Armstrong has steadfastly denied doping and has never failed a drug test. However, federal authorities are investigating whether Armstrong and his former U.S. Postal team did participate in a systematic doping program.

Hamilton’s accusations come a year after Floyd Landis, another former Armstrong teammate, made similar allegations of drug use by Armstrong and the team. And like Landis, Hamilton said Armstrong failed a drug test at the 2001 Tour de Suisse.

Armstrong’s attorney Mark Fabiani dismissed the “60 Minutes” report.

“Hamilton is actively seeking to make money by writing a book, and now he has completely changed the story he has always told before so that he could get himself on ’60 Minutes’ and increase his chances with publishers,” Fabiani said in a statement. “But greed and a hunger for publicity cannot change the facts: Lance Armstrong is the most tested athlete in the history of sports: He has passed nearly 500 tests over twenty years of competition.”

Shortly after Hamilton’s comments aired, Armstrong launched a website that refuted the claims and tweeted: “20+ year career. 500 drug controls worldwide, in and out of competition. Never a failed test. I rest my case.”

Hamilton won a cycling gold medal at the 2004 Athens Games but failed a drug test later. He was allowed to keep his medal, however, because problems at a laboratory meant his backup ‘B’ sample could not be tested.

Months later, he was caught blood doping and served a two-year ban which ended in 2007.
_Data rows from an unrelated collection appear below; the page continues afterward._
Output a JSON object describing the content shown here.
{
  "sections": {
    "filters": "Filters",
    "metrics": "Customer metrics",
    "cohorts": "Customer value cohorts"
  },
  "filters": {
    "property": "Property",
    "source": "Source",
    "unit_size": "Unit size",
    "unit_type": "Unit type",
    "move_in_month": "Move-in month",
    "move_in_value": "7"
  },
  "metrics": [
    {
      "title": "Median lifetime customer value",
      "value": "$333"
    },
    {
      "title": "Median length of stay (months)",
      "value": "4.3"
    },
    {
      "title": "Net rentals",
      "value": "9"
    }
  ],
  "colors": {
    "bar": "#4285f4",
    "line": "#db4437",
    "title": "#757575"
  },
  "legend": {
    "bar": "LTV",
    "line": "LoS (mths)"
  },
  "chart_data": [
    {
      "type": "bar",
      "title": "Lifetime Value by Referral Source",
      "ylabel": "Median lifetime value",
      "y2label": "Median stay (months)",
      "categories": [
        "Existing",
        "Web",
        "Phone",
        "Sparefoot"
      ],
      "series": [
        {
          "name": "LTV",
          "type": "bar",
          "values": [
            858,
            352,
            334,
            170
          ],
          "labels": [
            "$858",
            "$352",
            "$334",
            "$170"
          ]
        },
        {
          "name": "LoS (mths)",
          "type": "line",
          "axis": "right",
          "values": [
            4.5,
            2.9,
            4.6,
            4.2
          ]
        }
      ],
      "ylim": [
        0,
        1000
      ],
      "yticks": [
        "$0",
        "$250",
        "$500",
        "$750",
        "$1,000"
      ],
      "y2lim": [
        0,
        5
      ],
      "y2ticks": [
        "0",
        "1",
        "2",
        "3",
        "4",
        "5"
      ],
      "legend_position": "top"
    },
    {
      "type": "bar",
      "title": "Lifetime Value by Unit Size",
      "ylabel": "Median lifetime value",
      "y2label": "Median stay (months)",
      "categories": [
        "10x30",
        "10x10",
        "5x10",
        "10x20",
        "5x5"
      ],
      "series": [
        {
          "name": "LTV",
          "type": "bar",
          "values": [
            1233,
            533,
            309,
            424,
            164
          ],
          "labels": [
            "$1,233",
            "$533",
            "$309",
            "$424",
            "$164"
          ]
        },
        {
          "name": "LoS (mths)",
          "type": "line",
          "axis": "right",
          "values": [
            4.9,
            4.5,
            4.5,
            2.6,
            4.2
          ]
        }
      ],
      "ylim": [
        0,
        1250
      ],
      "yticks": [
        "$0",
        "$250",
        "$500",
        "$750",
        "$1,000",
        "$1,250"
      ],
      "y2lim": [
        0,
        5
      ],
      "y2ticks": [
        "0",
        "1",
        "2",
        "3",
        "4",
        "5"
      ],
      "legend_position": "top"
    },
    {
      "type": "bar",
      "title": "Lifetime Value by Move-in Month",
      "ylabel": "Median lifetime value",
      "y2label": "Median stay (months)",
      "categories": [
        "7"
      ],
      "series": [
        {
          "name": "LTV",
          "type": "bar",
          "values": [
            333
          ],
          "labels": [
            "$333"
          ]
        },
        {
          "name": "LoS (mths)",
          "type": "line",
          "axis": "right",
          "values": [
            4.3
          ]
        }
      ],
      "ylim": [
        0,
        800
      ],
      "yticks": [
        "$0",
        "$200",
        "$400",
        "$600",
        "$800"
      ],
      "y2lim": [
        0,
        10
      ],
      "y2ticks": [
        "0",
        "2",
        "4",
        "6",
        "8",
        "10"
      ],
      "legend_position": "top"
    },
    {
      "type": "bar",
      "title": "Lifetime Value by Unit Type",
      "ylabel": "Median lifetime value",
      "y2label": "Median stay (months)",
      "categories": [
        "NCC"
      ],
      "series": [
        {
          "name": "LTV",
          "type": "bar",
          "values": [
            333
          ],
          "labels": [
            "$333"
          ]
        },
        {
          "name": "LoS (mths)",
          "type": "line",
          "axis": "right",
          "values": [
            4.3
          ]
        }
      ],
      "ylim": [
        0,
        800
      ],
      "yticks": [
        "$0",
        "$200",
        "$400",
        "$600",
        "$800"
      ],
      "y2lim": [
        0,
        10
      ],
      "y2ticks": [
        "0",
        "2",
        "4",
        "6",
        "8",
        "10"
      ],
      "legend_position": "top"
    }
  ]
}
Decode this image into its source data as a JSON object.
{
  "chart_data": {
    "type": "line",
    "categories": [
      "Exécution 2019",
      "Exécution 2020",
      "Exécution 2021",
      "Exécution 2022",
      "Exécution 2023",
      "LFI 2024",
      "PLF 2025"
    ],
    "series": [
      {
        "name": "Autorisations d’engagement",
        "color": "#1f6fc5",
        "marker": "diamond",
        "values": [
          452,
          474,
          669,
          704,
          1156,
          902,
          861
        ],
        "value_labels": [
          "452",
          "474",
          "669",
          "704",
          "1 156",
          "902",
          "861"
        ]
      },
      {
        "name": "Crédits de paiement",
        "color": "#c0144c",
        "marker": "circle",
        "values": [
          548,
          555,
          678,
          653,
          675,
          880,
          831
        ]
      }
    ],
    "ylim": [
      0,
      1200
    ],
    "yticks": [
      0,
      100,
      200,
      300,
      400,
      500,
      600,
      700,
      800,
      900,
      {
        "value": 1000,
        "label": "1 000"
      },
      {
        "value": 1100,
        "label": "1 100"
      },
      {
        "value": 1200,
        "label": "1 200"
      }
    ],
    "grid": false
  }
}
Hamilton returned to racing and won the 2008 U.S. road championship, but retired last spring after admitting he took an antidepressant that contained the banned steroid DS-EX-A. He was officially banned from cycling for eight years.

On Thursday, ESPN reported that Hamilton sent a letter to friends apologizing for lying about his past drug use. He said he testified six hours before the Los Angeles grand jury investigating Armstrong.